La circulaire du 27 mars 1993 précitée estime que rien n'interdit
en principe aux départements d'imputer sur les crédits
d'insertion les sommes attribuées au-delà de la contribution
légale à condition qu'elles soient orientées "
en
faveur des jeunes issus de foyers de bénéficiaires du
RMI
".
Concrètement, cette condition apparaît néanmoins assez
difficile à faire respecter dans le cadre du fonctionnement quotidien du
FSL.
b) Les attributions envisageables sous conditions
La circulaire du 27 mars 1993 précitée
admet que les crédits d'insertion peuvent sous certaines conditions
assurer la prise en charge de
trois types de dépenses
:
- Tout d'abord, les
frais de structure
, expressément
visés à l'article 38 de la loi du 1
er
décembre 1988, peuvent être imputés dans la mesure
où il s'agit bien des dépenses concernant les secrétariats
des CDI, des commissions locales d'insertion (CLI) et des cellules d'appui et
non pas des frais d'instruction administrative et sociale du RMI.
- Ensuite, les
aides individuelles
sont imputables à la
condition qu'il s'agisse d'aides diverses liées à la mise en
oeuvre des actions d'insertion (aide au transport, à la garde d'enfants,
à l'amélioration du logement) et qu'il ne s'agisse pas d'aides
générales et purement monétaires.
- Enfin, les
subventions
à l'investissement du type
" aide à la pierre " pour la construction de foyers ou
d'hôtels sociaux sont envisageables à la condition qu'il s'agisse
d'une aide mensuelle longue et de coût unitaire modéré par
rapport à l'investissement initial afin d'éviter de
déséquilibrer les crédits du chapitre 959.

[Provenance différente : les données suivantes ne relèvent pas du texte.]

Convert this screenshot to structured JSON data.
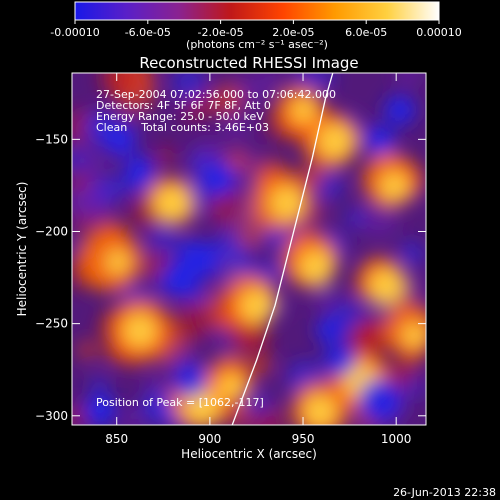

Il convient enfin de souligner que la
loi n° 97-940 du
16 octobre 1997 relative au développement d'activités pour
l'emploi des jeunes
a introduit une disposition nouvelle (
article 8
)
autorisant le département à imputer sur les crédits
d'insertion une partie de la contribution qu'il apporte au financement des
embauches de titulaires du RMI sur des emplois-jeunes
.
Cette contribution, d'une durée limitée à un an, ne peut
excéder le cinquième de l'aide forfaitaire de l'Etat. La
limitation sur un an de cette mesure apparaît de nature à
affaiblir le travail d'insertion des départements et il pourrait
être utile d'envisager une reconduction.
c) Les catégories de dépenses engagées par les départements au titre du compte 959
Selon les informations transmises par la DIRMI, les
crédits d'insertion RMI engagés en 1995 se répartissent
dans les grandes rubriques suivantes :
- frais de structure ;
- insertion sociale (illettrisme, remise à niveau, actions
éducatives, actions pour l'accès à des services,
accompagnement social, aides individuelles...) ;
- aide médicale (dans la limite de trois points sur les 20 %
des sommes versées par l'Etat l'année précédente) ;
- actions de santé (prévention et promotion de la
santé, participation aux dépenses de soins dépassant le
tarif de responsabilité de la sécurité sociale...) ;
- logement (par l'abondement du FSL au-delà de l'obligation
légale) ;
- insertion professionnelle ;
- et aide méthodologique (actions de formation et
d'évaluation).
Utilisation des crédits départementaux
d'insertion
La DIRMI souligne que ces données analytiques doivent être prises en compte avec circonspection. En effet, les dépenses sont globalement imputées au compte 959 et le rattachement à des rubriques analytiques est difficile pour les actions d'insertion mixtes (sociales et professionnelles) ou multidimensionnelles (santé, accompagnement social, bilan professionnel...).